In a research note sent to clients on Monday, they reiterated their 'underperform' stance on the shares and cut their target price from 125p to 95p after evidence that the firm's new tariffs weren't delivering the hoped for reduction in 'churn'.
However, they were diluting prospects for improved earnings before interest, taxes, depreciation and amortisation and free-cash-flows.
Contributing to the above was the ongoing competition for 'value' customers in a slowing market, making it difficult to pin-point what price-point was needed in order to retain customers, the analysts said.
Furthermore, Jefferies added: "a 2Q17/18 return to on-net rev growth benefited from the temporary tailwind of a double back-book price hike in the Aug-Sep comp. As the % of retail customers still on back-book plans diminishes, TALK's ability to punitively raise prices on them will erode. Meanwhile FLPP is still ARPU-dilutive. A year on from FLPP launch, TALK's plan is still an unconvincing experiment."
Hence, Jefferies concluded that on its below-consensus profit forecasts the firm would breach its debt covenants from fiscal year 2019/2020 if it maintained its dividend at 7.5p per share, going on to model a 40% cut to the divi next year.
Analysts at Canaccord Genuity stuck to their 'hold' recommendation on shares of homebuilder Berkeley Group, but revised their target price sharply higher given the outfit's multiple strong points.

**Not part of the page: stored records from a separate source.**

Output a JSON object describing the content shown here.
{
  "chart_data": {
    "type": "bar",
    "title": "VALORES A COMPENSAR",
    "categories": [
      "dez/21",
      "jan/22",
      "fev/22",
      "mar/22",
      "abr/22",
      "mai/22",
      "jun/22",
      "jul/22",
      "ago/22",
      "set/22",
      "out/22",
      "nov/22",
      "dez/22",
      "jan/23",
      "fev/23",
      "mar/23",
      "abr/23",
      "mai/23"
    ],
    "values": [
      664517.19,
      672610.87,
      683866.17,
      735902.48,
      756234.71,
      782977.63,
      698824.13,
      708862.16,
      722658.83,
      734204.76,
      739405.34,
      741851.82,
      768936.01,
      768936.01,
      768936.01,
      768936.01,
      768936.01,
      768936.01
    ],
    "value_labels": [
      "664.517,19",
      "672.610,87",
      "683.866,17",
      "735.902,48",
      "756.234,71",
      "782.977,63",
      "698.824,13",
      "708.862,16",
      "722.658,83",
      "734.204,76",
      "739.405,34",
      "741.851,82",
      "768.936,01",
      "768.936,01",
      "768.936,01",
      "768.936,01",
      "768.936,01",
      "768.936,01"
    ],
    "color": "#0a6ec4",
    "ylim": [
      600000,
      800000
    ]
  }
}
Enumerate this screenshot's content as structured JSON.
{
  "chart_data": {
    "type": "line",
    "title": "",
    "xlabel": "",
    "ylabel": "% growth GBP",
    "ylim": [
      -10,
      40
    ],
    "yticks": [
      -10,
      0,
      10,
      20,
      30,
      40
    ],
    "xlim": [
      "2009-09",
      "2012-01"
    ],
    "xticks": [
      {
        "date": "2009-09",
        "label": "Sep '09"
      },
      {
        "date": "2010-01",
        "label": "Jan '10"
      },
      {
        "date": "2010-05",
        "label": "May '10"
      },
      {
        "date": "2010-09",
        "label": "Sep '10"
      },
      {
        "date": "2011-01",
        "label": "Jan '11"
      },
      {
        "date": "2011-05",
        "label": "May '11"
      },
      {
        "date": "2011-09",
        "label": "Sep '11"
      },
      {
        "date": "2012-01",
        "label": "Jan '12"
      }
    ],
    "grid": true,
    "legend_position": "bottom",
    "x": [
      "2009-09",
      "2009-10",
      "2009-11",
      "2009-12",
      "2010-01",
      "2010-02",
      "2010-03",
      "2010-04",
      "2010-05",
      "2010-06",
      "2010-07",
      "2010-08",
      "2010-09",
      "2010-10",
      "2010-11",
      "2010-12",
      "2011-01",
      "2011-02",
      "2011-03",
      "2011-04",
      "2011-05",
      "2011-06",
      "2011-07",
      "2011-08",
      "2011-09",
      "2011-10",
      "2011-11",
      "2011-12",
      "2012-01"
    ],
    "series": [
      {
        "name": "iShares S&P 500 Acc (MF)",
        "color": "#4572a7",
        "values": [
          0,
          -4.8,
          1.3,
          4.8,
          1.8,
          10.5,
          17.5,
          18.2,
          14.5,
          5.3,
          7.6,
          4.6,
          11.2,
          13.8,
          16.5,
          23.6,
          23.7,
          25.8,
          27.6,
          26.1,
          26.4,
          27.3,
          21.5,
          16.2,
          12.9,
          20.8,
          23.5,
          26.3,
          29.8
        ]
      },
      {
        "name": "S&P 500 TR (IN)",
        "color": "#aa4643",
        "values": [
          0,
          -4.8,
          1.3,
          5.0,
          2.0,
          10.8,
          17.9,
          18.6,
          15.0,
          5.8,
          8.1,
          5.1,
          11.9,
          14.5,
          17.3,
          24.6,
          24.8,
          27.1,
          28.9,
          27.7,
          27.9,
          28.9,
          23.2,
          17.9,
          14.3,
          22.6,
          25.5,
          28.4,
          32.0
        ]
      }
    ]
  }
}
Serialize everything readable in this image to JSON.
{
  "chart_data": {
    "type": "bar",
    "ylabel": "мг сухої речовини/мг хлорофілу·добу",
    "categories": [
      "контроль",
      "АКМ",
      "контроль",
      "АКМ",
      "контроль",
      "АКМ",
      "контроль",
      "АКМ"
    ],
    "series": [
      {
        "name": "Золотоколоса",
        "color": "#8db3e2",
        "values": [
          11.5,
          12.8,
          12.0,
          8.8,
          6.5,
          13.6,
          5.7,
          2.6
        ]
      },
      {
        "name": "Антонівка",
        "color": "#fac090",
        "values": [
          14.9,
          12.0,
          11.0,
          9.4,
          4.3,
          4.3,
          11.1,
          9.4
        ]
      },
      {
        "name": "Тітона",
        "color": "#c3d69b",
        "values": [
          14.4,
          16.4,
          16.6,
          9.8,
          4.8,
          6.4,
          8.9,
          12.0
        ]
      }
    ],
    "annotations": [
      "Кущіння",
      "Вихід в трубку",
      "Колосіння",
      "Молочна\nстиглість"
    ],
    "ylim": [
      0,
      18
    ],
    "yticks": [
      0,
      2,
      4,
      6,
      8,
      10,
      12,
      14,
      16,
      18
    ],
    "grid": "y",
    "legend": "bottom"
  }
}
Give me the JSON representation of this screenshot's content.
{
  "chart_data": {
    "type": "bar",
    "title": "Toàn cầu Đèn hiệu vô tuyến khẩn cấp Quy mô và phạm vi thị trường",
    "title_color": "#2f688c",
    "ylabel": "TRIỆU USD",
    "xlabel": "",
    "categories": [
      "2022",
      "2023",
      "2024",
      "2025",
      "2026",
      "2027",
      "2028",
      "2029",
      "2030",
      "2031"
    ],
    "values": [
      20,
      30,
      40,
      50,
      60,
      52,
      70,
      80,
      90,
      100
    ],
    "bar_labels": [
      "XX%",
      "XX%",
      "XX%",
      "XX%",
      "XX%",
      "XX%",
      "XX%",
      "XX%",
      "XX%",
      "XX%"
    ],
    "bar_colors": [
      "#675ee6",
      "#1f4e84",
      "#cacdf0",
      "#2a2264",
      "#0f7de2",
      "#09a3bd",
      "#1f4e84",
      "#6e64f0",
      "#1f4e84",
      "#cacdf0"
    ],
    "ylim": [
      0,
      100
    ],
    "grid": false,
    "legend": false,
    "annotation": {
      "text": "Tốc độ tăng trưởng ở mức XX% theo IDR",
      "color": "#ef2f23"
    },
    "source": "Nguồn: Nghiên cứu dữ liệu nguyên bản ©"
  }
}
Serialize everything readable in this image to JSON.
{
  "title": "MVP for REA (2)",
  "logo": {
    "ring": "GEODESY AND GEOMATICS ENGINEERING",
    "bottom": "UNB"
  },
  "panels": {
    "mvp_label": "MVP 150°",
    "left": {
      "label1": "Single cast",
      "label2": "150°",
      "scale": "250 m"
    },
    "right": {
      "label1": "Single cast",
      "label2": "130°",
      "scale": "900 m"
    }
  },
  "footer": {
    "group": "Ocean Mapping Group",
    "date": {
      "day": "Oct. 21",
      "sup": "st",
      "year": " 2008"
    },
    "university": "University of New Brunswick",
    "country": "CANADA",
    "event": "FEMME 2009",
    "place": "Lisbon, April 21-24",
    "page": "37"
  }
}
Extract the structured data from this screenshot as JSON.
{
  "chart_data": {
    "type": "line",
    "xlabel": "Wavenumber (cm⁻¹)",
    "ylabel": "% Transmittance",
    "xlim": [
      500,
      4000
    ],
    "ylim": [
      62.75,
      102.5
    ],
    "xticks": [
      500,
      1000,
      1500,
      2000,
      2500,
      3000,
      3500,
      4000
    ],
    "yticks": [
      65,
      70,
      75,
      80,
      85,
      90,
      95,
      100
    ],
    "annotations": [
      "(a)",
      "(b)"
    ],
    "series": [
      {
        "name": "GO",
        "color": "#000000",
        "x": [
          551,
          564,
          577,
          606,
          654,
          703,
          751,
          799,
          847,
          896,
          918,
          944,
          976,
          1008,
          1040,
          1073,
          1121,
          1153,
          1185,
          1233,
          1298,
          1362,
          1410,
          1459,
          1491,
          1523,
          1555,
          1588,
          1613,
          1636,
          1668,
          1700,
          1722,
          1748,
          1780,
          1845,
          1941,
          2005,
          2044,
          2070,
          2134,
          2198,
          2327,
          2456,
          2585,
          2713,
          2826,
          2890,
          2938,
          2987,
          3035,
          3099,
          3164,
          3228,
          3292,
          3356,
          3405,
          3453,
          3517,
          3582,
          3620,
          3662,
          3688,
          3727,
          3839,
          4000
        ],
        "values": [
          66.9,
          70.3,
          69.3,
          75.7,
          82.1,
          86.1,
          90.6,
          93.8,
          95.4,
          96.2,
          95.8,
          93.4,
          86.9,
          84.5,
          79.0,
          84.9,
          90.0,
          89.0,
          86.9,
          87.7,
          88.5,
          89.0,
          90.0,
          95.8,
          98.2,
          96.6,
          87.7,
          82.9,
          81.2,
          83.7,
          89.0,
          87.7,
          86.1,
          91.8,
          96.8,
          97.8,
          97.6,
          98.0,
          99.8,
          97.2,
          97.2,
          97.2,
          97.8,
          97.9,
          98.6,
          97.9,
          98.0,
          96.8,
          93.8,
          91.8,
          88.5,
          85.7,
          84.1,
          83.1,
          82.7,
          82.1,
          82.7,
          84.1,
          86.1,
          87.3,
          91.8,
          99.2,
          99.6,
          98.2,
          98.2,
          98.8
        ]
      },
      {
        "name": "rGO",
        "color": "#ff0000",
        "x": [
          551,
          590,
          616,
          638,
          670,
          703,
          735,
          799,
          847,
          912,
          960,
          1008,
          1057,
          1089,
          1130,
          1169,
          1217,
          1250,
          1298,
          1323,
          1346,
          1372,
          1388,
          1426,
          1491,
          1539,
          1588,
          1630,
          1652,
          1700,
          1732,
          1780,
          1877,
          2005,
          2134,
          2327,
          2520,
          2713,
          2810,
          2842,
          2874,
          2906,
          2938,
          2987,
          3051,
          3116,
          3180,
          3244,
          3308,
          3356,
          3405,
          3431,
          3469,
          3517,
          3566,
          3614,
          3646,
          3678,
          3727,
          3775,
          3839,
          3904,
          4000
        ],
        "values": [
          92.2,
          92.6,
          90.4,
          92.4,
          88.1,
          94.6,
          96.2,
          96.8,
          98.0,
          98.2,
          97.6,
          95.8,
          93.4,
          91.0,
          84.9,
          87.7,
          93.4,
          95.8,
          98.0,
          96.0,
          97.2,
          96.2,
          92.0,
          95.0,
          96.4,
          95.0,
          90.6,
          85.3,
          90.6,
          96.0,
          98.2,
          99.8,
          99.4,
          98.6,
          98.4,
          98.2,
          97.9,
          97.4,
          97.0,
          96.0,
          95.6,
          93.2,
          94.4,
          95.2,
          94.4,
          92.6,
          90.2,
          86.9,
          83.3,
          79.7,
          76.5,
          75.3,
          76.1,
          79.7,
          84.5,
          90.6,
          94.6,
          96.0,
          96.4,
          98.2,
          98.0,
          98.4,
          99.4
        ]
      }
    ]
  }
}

Yes, the company was continuing to post "very strong" results, building out its strong forward sales position which had been built-up in a firm London market.
The analysts also lauded its "astute" land investments in the wake of the financial crisis, which were now producing good margins and returns.
"The bigger issue for the outlook is what demand and pricing will look like post FY2019 and what returns the group can deliver; an open question given the current political and macro uncertainty," the broker expalined.
The broker also noted how domestic customers of Berkeley were being more "circumspect".
Even so, the company possessed several advantages, including its "high quality" strategy, product, land bank, balance sheet and management of the cycle.
Hence the broker's decision to revise its target price higher, from 3,940p to 4,460p, albeit while sticking to a 'hold' recommendation.
Goldman Sachs has downgraded its stance on Inmarsat to 'neutral' from 'buy' and slashed the price target to 580p from 860p.
It noted that since being added to the Buy List in August 2016, the stock is down around 43% versus the FTSE World Europe up around 15%, driven by earnings downgrades as aero costs increased and revenue headwinds persisted.
The bank pointed out that Inmarsat is facing higher costs associated with building out its inflight connectivity business - now 1300 planes contracted - limited recovery in maritime and legacy declines.
"We continue to view the stock as a longer-term growth story given its exposure to growing segments in the satellite industry (aero, government and maritime).
"However, with capex remaining elevated through to 2020E as ISAT refreshes its satellite fleet, we expect limited free cash flow generation to continue to leave the dividend uncovered."